Sask. only province in Canada without plan for legal pot

With about a half year to go until legalization, the Saskatchewan government has yet to unveil its plan to deal with legal pot.

Economist says some provinces jumped the gun

The Saskatchewan government has yet to unveil a plan for legislation and regulation of recreational cannabis. (CBC)

As the legalization of recreational marijuana draws closer, the Saskatchewan government has yet to unveil its plan to regulate the sale and use of pot.

So far, every other province and territory, aside from Nunavut, has put forward a proposed plan as to how recreational marijuana will be sold, licensed and distributed.
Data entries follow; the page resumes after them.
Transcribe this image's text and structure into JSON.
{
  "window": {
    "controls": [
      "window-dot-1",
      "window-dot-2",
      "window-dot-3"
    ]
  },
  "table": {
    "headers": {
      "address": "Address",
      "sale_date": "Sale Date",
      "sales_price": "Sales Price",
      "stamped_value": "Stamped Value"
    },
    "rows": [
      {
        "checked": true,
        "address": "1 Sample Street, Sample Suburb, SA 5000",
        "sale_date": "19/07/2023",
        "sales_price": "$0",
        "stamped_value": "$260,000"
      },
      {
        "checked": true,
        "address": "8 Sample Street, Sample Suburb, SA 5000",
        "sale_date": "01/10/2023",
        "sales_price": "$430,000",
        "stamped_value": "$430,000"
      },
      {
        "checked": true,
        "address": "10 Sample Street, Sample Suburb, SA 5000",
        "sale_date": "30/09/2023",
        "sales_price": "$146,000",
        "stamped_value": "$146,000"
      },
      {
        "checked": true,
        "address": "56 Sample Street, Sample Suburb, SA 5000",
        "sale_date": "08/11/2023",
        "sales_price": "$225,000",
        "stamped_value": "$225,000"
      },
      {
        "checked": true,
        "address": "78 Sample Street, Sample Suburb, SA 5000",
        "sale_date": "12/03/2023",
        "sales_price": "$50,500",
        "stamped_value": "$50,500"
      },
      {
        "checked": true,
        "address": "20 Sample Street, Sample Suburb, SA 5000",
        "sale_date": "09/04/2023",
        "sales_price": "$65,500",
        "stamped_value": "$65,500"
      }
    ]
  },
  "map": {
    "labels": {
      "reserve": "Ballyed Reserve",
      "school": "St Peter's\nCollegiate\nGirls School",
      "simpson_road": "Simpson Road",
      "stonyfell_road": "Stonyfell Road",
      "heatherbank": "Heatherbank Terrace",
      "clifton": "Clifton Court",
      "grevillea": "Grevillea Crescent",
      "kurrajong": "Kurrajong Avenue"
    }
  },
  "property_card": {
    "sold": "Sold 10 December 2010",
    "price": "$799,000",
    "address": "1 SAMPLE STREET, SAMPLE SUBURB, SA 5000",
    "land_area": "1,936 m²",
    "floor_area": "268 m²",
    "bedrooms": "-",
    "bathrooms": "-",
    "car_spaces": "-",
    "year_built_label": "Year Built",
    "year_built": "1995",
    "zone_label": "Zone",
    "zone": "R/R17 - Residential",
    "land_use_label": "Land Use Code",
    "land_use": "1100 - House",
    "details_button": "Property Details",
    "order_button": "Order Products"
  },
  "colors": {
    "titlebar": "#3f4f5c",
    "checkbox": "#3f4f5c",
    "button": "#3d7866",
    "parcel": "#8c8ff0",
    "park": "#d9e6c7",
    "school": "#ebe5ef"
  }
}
When asked when the province will be unveiling a plan on pot, the government of Saskatchewan said it could not provide a specific timeline for when legislation and regulations will be announced, but said it "is working to ensure the province is ready for July 2018."

With six months to go until July 1, municipalities are looking for answers as to what cannabis legalization will look like and what bylaws will need to be brought in.

The Saskatchewan Urban Municipalities Association (SUMA) is urging the provincial government to release information. 

SUMA president Gordon Barnhart said without the go-ahead from the province, its impossible for municipalities to prepare bylaws in time. 

"We don't know, for example, the age that will be required, or the method sale, or the method of production," said Barnhart. 

"If we had some indication as to what the plans are, municipalities could at least start putting the pieces together."

Barnhart said municipalities must know where cannabis will be sold and how close the stores can be to other retailers. He said myriad zoning issues are presented. 

Will extra time mean a better plan?

University of Regina economics professor Jason Childs said due to the upcoming policy's complexity, it is a time consuming exercise.

"We've got to think really hard about what we're trying to do here and we have to think really carefully about how we're going to meet those objectives," he said. "Provinces that have rolled out quickly, like New Brunswick, I think are likely to get it wrong."

Provinces that have rolled out quickly, like New Brunswick, I think are likely to get it wrong.- Jason Childs, U of R economics professor

"I think there is a really good chance that we do some things differently and put ourselves in a better position to achieve the policy objectives, not the least of which is eliminating the black market."

In New Brunswick, up to 20 government-run stores will be established at least 300 metres away from schools and customers will need to show identification to prove they are at least 19 to get in. 

So far, Childs said the plans rolled out by the governments of B.C. and Alberta will likely be closest to hitting the mark, specifically because they are both taking advantage of the private sector to sell cannabis.

"Governments are not good at retail. They're really good at regulation, so let's let the government regulate and let the private sector meet consumer demand because that's what they're good at," Childs said.

Childs said other markers of success would be competitive pricing and having a range of products to meet consumer demands.